Bradley, in her reply, said: “Can I assure you Ofcom will not be doing any work with one hand tied behind its back, as you have suggested.”

She added: “Ofcom has sufficient powers and can investigate anything they think is appropriate. I thank you for the points you have raised and I’m sure they will be part of what Ofcom does consider.

“Ofcom does have a fit and proper test for broadcasting licences, that is a different test to the one which will be considered on this merger but the same evidence may be relevant to both.”

Bradley earlier reiterated no final decision had been made on whether to intervene over the merger bid, adding she will aim to do this next week.

 

Jacob Rees-Mogg, Tory MP for North East Somerset, suggested there was a “socialist witch hunt” against 21st Century Fox.
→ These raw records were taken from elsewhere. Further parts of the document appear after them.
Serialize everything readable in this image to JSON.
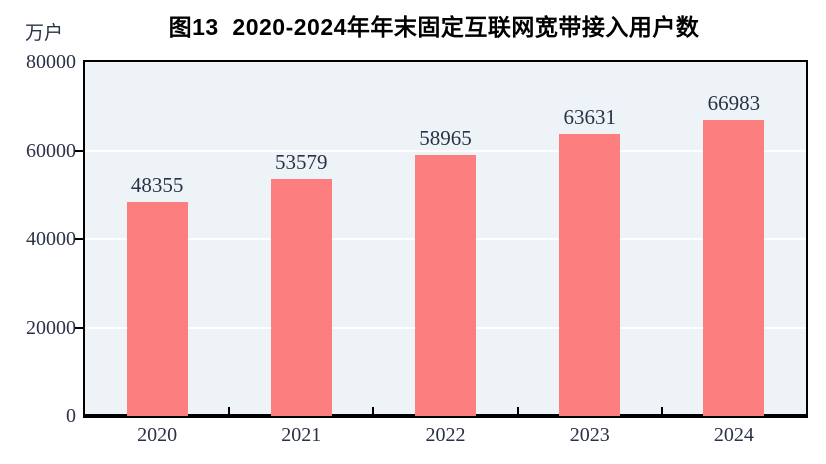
{
  "chart_data": {
    "type": "bar",
    "title": "图13  2020-2024年年末固定互联网宽带接入用户数",
    "unit_label": "万户",
    "categories": [
      "2020",
      "2021",
      "2022",
      "2023",
      "2024"
    ],
    "values": [
      48355,
      53579,
      58965,
      63631,
      66983
    ],
    "ylim": [
      0,
      80000
    ],
    "yticks": [
      0,
      20000,
      40000,
      60000,
      80000
    ],
    "grid": "horizontal white gridlines at interior y-ticks",
    "legend": "none",
    "colors": {
      "bar_fill": "#fd7e7e",
      "plot_background": "#edf3f7",
      "gridline": "#ffffff",
      "axis": "#000000",
      "text": "#2b3247",
      "title_text": "#000000"
    }
  }
}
He also said  Watson had received hundreds of thousands of pounds in donations from privacy campaigner Max Mosley, prompting Commons Speaker John Bercow to intervene and demand the Tory MP clarify exactly what he meant.

Rees-Mogg said: “May I begin by declaring my inherited interest in this subject but perhaps also jog the mind of Mr Watson on the half a million pounds he received from Mr Mosley which may have some bearing on these matters.

“What I want to ask Mrs Bradley is whether she will be certain not to involve herself in this socialist witch hunt against Mr Murdoch and news corporation Fox News which has done so much, both through newspapers, publishing and efficiency after Wapping and through the launch of Sky News, to increase plurality in the media in this country, a wonderfully successful company that should not be persecuted because the left doesn’t like it.”

Bercow intervened and said: “Can I just say to you that I’m sure you are not suggesting, and I hope you will take the opportunity to make clear, that you are not suggesting that pecuniary gain has influenced a member in his thinking or statements in the chamber?”

Rees-Mogg said: “Most certainly not. I was merely declaring my own interest and it occurred to me it was only fair to remind Mr Watson that he had not referred to his interest and the half a million pounds he received which I’m absolutely certain was an inadvertent oversight.”

Watson has received donations worth £500,000 from Mr Mosley over the last 12 months.

Mosley is the primary financial backer of the Impress press regulator which was set up in the wake of the Leveson Inquiry into press ethics.

 

Labour former leader Ed Miliband also raised concerns about the need for a “fit and proper” test.

He said that “many of us believe the Murdochs are in no way fit and proper to have full control of Sky given their corporate record”.

He asked Bradley whether such a test would take place before the bid can be completed.

Bradley said: “You will know that fit and proper is an ongoing test for Ofcom to apply to the holders of broadcasting licences and while many of the issues that Ofcom would consider in reaching their judgment are also relevant to me in considering genuine commitment to broadcasting standards, the tests are different and apply at different points in time.”

Labour former frontbencher Chris Bryant echoed a similar sentiment to Mr Miliband as he attacked the leadership of 21st Century Fox.

He said: “The thing is we already know that under James and Rupert Murdoch’s leadership the companies that they controlled bribed and bullied their way round British politics, they poisoned the well of British political engagement, they used anti-competitive practices at every possible turn to try and destroy competitors and they made it impossible for media diversity to flourish in this country.

“Why on earth would anybody think that they were fit and proper people to take over now?

“Their only excuse when they lied their way through their evidence to Parliament was that their company was far too big for them possibly to know what was going on in some small outpost in the United Kingdom.

“That doesn’t suggest that they would be any good at running this now, does it?”

Bradley replied: “You have been on the record on several occasions on your views on these matters and I am sure your points will have been heard.”